The Peninsula-Delaware and Baltimore-Washington Conference Committees on Native American Ministries invite United Methodists to observe a special time of prayer and action from Sept. 30 to Oct. 6, as they remember the atrocities associated with tribal children once taken from their families and placed in boarding schools.

Your gifts on Native American Ministries Sunday helps support the ministries of the Committee on Native American Ministries in their annual conferences. This offering serves to remind United Methodists of the gifts and contributions made by Native Americans to our society.
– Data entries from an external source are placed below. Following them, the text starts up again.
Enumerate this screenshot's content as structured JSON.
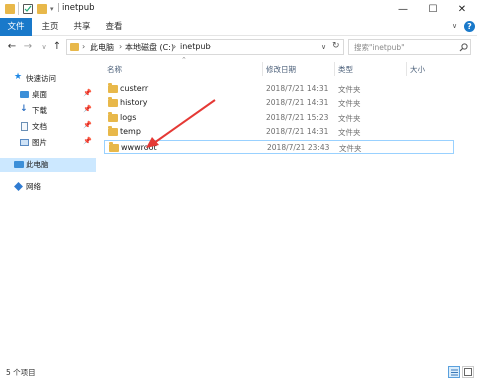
{
  "window": {
    "title": "inetpub",
    "quick_access_sep": "|",
    "minimize": "—",
    "maximize": "☐",
    "close": "✕"
  },
  "ribbon": {
    "tabs": [
      "文件",
      "主页",
      "共享",
      "查看"
    ],
    "help": "?",
    "collapse": "∨"
  },
  "address": {
    "crumbs": [
      "此电脑",
      "本地磁盘 (C:)",
      "inetpub"
    ],
    "search_placeholder": "搜索\"inetpub\""
  },
  "nav": {
    "items": [
      {
        "label": "快速访问"
      },
      {
        "label": "桌面"
      },
      {
        "label": "下载"
      },
      {
        "label": "文档"
      },
      {
        "label": "图片"
      },
      {
        "label": "此电脑"
      },
      {
        "label": "网络"
      }
    ]
  },
  "list": {
    "headers": [
      "名称",
      "修改日期",
      "类型",
      "大小"
    ],
    "rows": [
      {
        "name": "custerr",
        "date": "2018/7/21 14:31",
        "type": "文件夹"
      },
      {
        "name": "history",
        "date": "2018/7/21 14:31",
        "type": "文件夹"
      },
      {
        "name": "logs",
        "date": "2018/7/21 15:23",
        "type": "文件夹"
      },
      {
        "name": "temp",
        "date": "2018/7/21 14:31",
        "type": "文件夹"
      },
      {
        "name": "wwwroot",
        "date": "2018/7/21 23:43",
        "type": "文件夹"
      }
    ]
  },
  "status": {
    "count": "5 个项目"
  },
  "colors": {
    "accent": "#1979ca",
    "arrow": "#e53935",
    "selection": "#cce8ff",
    "folder": "#e8b84a"
  }
}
“Justice for our Children: Healing for Our Communities” is the theme of this year’s observance, which pays particular attention to those children who died at the schools and whose bodies were buried far from their homes. The observance also marks the “spiritual deaths” of hundreds of Native children whose culture and spirituality were taken from them.

During the week this year, Sept. 30 is the official National Day of Remembrance for U.S. Indian Boarding Schools. Oct. 6 has also been designated as a Day of Remembrance because on that day, in 1879, General Richard Pratt took children from First Nations and opened a boarding school in Carlisle, Pennsylvania.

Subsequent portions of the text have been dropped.